Mirror Meditation, Part 2:
Then and Now


February 12, 2016
By Wendy Atwell


I just gave in to my first pair of readers because I can’t see my face. Meanwhile, packages for my daughter are arriving on the doorstep from Nasty Gal (that’s not as bad as it sounds–it’s a clothing website, and the latest purchase were these drop dead thigh-high black boots).

Chris Ware’s New Yorker cover captures exactly what I am feeling these days. I may not be wearing that shapeless floral dress, but still, the look on that woman’s face! The looks on both of their faces perfectly capture the stages in their lives.

Maybe this is the first time that the daughter is legitimately allowed to wear lipstick. She’s worn it before, but only for dress-up, and this is the sanctioned moment when her mother finally allows to use the stuff. She puts it on, and she sees what makeup can do. It is the right time–she doesn’t look twisted like a too-young child beauty contestant. She looks good, and she sees the fun of it all, laid out before her–the thrill of the transformation, the magic of this new tool that she can officially begin to use.

Meanwhile, the mother looks disconcerted (and a little sad). She’s not jealous, is she? She’s not supposed to be jealous, but, well, look at the two. You can she that she maybe has a right to feel a little envious. She’s wondering about botox, and how the dermatologist told her that, with the rampant sun damage on her chest, she was the perfect candidate for intense pulsed light therapy. She had immediately dismissed those suggestions (who wants botchulism in their face? It would have to catch up to you somehow.) But now maybe she should go make those appointments. And go get her teeth whitened, get the gel manicure, and buy some new eye cream.

“You don’t need that stuff,” my husband always says when I put on makeup. He means it in a nice way, but this always makes me confused, like, how differently he sees me versus how I see myself. But thank God! I can’t escape the fact that he’s going to see me first thing in the morning, or with my hair wet and no makeup on.

I explain to him how women get so accustomed to how we look with makeup on that, when we aren’t wearing it, we don’t feel completely finished. Inevitably, when traveling, I forget some makeup component–my mascara, or my favorite eyeliner, or my lipstick–and then I feel incomplete and I’m not happy until I go buy a substitution.

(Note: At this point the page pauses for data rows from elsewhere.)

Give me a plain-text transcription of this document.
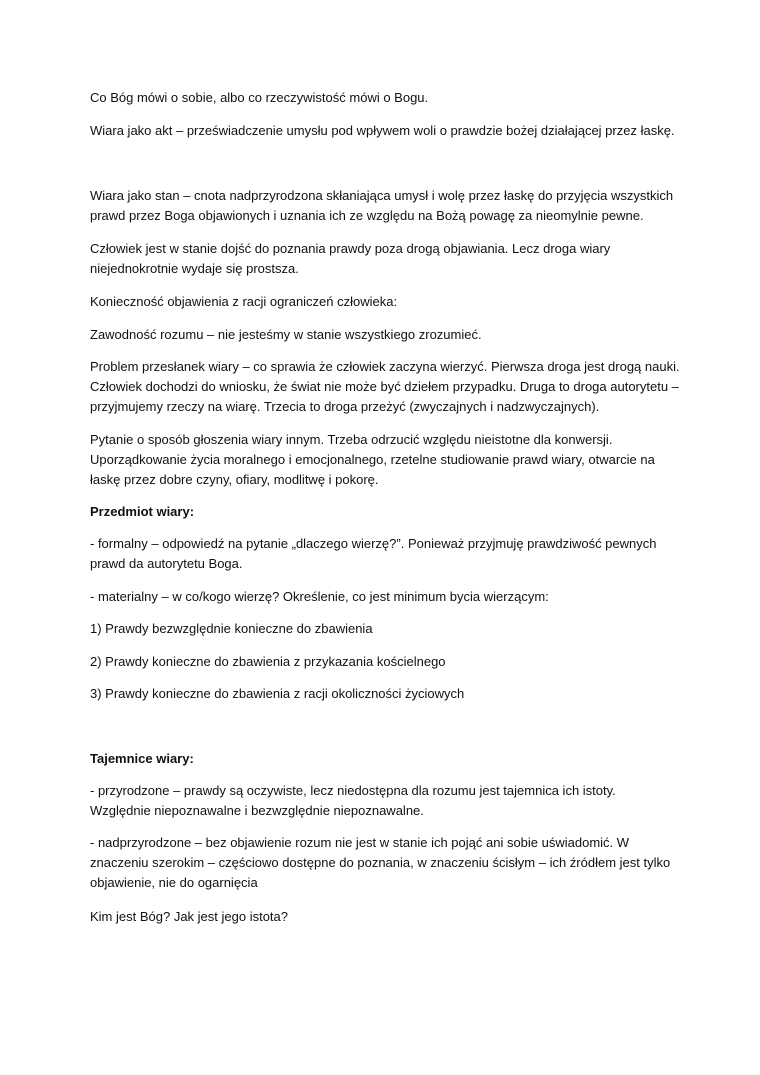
Co Bóg mówi o sobie, albo co rzeczywistość mówi o Bogu.

Wiara jako akt – przeświadczenie umysłu pod wpływem woli o prawdzie bożej działającej przez łaskę.

Wiara jako stan – cnota nadprzyrodzona skłaniająca umysł i wolę przez łaskę do przyjęcia wszystkich prawd przez Boga objawionych i uznania ich ze względu na Bożą powagę za nieomylnie pewne.

Człowiek jest w stanie dojść do poznania prawdy poza drogą objawiania. Lecz droga wiary niejednokrotnie wydaje się prostsza.

Konieczność objawienia z racji ograniczeń człowieka:

Zawodność rozumu – nie jesteśmy w stanie wszystkiego zrozumieć.

Problem przesłanek wiary – co sprawia że człowiek zaczyna wierzyć. Pierwsza droga jest drogą nauki. Człowiek dochodzi do wniosku, że świat nie może być dziełem przypadku. Druga to droga autorytetu – przyjmujemy rzeczy na wiarę. Trzecia to droga przeżyć (zwyczajnych i nadzwyczajnych).

Pytanie o sposób głoszenia wiary innym. Trzeba odrzucić względu nieistotne dla konwersji. Uporządkowanie życia moralnego i emocjonalnego, rzetelne studiowanie prawd wiary, otwarcie na łaskę przez dobre czyny, ofiary, modlitwę i pokorę.

Przedmiot wiary:

- formalny – odpowiedź na pytanie „dlaczego wierzę?”. Ponieważ przyjmuję prawdziwość pewnych prawd da autorytetu Boga.

- materialny – w co/kogo wierzę? Określenie, co jest minimum bycia wierzącym:

1) Prawdy bezwzględnie konieczne do zbawienia

2) Prawdy konieczne do zbawienia z przykazania kościelnego

3) Prawdy konieczne do zbawienia z racji okoliczności życiowych

Tajemnice wiary:

- przyrodzone – prawdy są oczywiste, lecz niedostępna dla rozumu jest tajemnica ich istoty. Względnie niepoznawalne i bezwzględnie niepoznawalne.

- nadprzyrodzone – bez objawienie rozum nie jest w stanie ich pojąć ani sobie uświadomić. W znaczeniu szerokim – częściowo dostępne do poznania, w znaczeniu ścisłym – ich źródłem jest tylko objawienie, nie do ogarnięcia

Kim jest Bóg? Jak jest jego istota?
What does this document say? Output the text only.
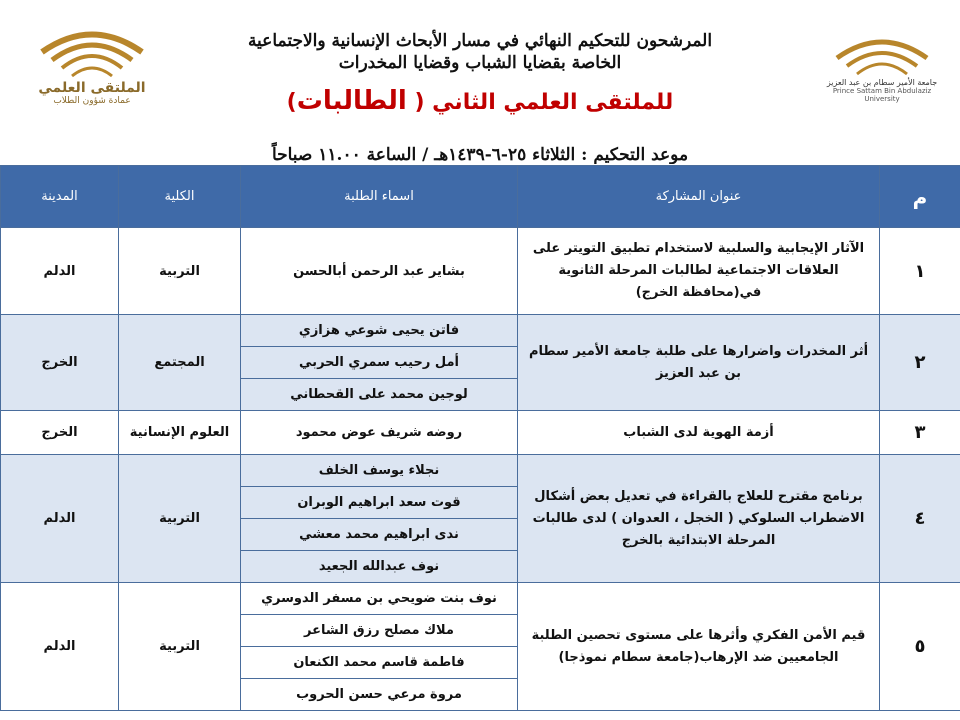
الملتقى العلمي
عمادة شؤون الطلاب
جامعة الأمير سطام بن عبد العزيز
Prince Sattam Bin Abdulaziz University
المرشحون للتحكيم النهائي في مسار الأبحاث الإنسانية والاجتماعية
الخاصة بقضايا الشباب وقضايا المخدرات
للملتقى العلمي الثاني ( الطالبات)
موعد التحكيم : الثلاثاء ٢٥-٦-١٤٣٩هـ / الساعة ١١.٠٠ صباحاً
م	عنوان المشاركة	اسماء الطلبة	الكلية	المدينة
١	الآثار الإيجابية والسلبية لاستخدام تطبيق التويتر على العلاقات الاجتماعية لطالبات المرحلة الثانوية في(محافظة الخرج)	بشاير عبد الرحمن أبالحسن	التربية	الدلم
٢	أثر المخدرات واضرارها على طلبة جامعة الأمير سطام بن عبد العزيز	فاتن يحيى شوعي هزازي	المجتمع	الخرج
		أمل رحيب سمري الحربي		
		لوجين محمد على القحطاني		
٣	أزمة الهوية لدى الشباب	روضه شريف عوض محمود	العلوم الإنسانية	الخرج
٤	برنامج مقترح للعلاج بالقراءة في تعديل بعض أشكال الاضطراب السلوكي ( الخجل ، العدوان ) لدى طالبات المرحلة الابتدائية بالخرج	نجلاء يوسف الخلف	التربية	الدلم
		قوت سعد ابراهيم الوبران		
		ندى ابراهيم محمد معشي		
		نوف عبدالله الجعيد		
٥	قيم الأمن الفكري وأثرها على مستوى تحصين الطلبة الجامعيين ضد الإرهاب(جامعة سطام نموذجا)	نوف بنت ضويحي بن مسفر الدوسري	التربية	الدلم
		ملاك مصلح رزق الشاعر		
		فاطمة قاسم محمد الكنعان		
		مروة مرعي حسن الحروب		
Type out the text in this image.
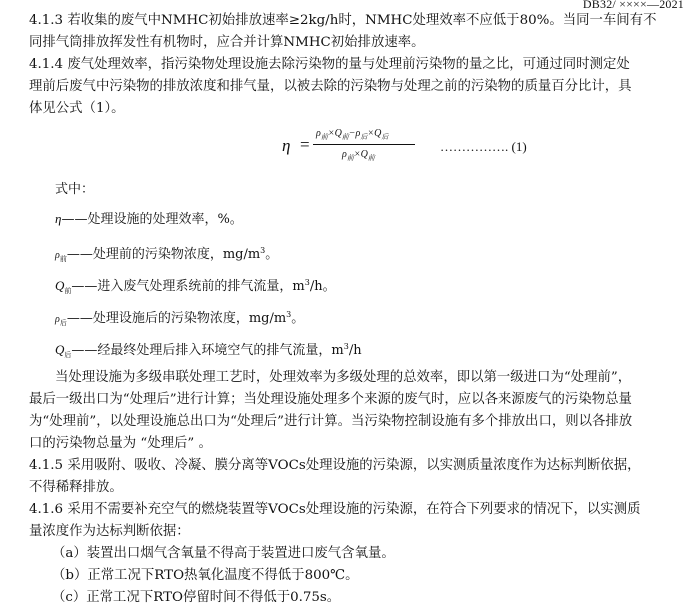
DB32/ ××××—2021
4.1.3 若收集的废气中NMHC初始排放速率≥2kg/h时，NMHC处理效率不应低于80%。当同一车间有不
同排气筒排放挥发性有机物时，应合并计算NMHC初始排放速率。
4.1.4 废气处理效率，指污染物处理设施去除污染物的量与处理前污染物的量之比，可通过同时测定处
理前后废气中污染物的排放浓度和排气量，以被去除的污染物与处理之前的污染物的质量百分比计，具
体见公式（1）。
η =
$\rho_前\times Q_前-\rho_后\times Q_后$
$\rho_前\times Q_前$
……………. (1)
式中：
η——处理设施的处理效率，%。
$\rho_前——$处理前的污染物浓度，$mg/m^3$。
$Q_前——$进入废气处理系统前的排气流量，$m^3/h$。
$\rho_后——$处理设施后的污染物浓度，$mg/m^3$。
$Q_后——$经最终处理后排入环境空气的排气流量，$m^3/h$
当处理设施为多级串联处理工艺时，处理效率为多级处理的总效率，即以第一级进口为“处理前”，
最后一级出口为“处理后”进行计算；当处理设施处理多个来源的废气时，应以各来源废气的污染物总量
为“处理前”，以处理设施总出口为“处理后”进行计算。当污染物控制设施有多个排放出口，则以各排放
口的污染物总量为 “处理后” 。
4.1.5 采用吸附、吸收、冷凝、膜分离等VOCs处理设施的污染源，以实测质量浓度作为达标判断依据，
不得稀释排放。
4.1.6 采用不需要补充空气的燃烧装置等VOCs处理设施的污染源，在符合下列要求的情况下，以实测质
量浓度作为达标判断依据：
（a）装置出口烟气含氧量不得高于装置进口废气含氧量。
（b）正常工况下RTO热氧化温度不得低于800℃。
（c）正常工况下RTO停留时间不得低于0.75s。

Ware’s cartoon captures this pivotal moment of cosmetic joy, but also, up in the mirror’s corner, there is a picture of the mother and daughter from long ago, when the mother had just become a mother, and the daughter is a baby. So, the mother is not just sad in a vain way, she is sad about the passing of time. I like the juxtaposition of then and now. All of the spaces in between have suddenly evaporated and they find themselves together in this transitional time, when the mothering is almost done, and the daughter is becoming her own person. What better way to capture it than with lipstick?



The way the mother is holding the lipstick looks like she has suddenly realized that all the promises of makeup don’t hold up to the bigger truth of life, that aging is inevitable and we cannot stop the seasons. Mostly, though, the recognition of her daughter’s beauty and delight in her youth is full compensation for her own aging. All of those years she has spent mothering and raising her daughter have led up to this point, and there has to be a letting go.

The whole process is a bait and switch: having a baby and then raising her is such a huge distraction that I didn’t notice my youth slipping away. But it did. Just like the devious teen I used to be, it snuck out the back door while I was pouring Goldfish into a Ziplock snack bag, filling out permission slips and spraying the house down with Lysol after the stomach bug.



They’re not seeking advice from just me anymore. Hopefully something sunk in from all of the years of my piquant remarks about feminism and girl power.

James Hollis says that one of the greatest myth cycles is associated with “the great mother,” which focuses on fertility, death and rebirth. In these narratives, “we are part of some great cosmic organism in which death and rebirth are constantly happening,” Hollis explains. These cultures had a sense of being in a “great and sacred drama” and they “had a better sense of dealing with aging and mortality than we do.” “We” refers to our Western society, where our cliches and fairy tales are hauntingly accurate: the Evil Queen wants to kill Snow White for her innocent beauty, but Snow White doesn’t understand why, because, as George Bernard Shaw said, “youth is wasted on the young.”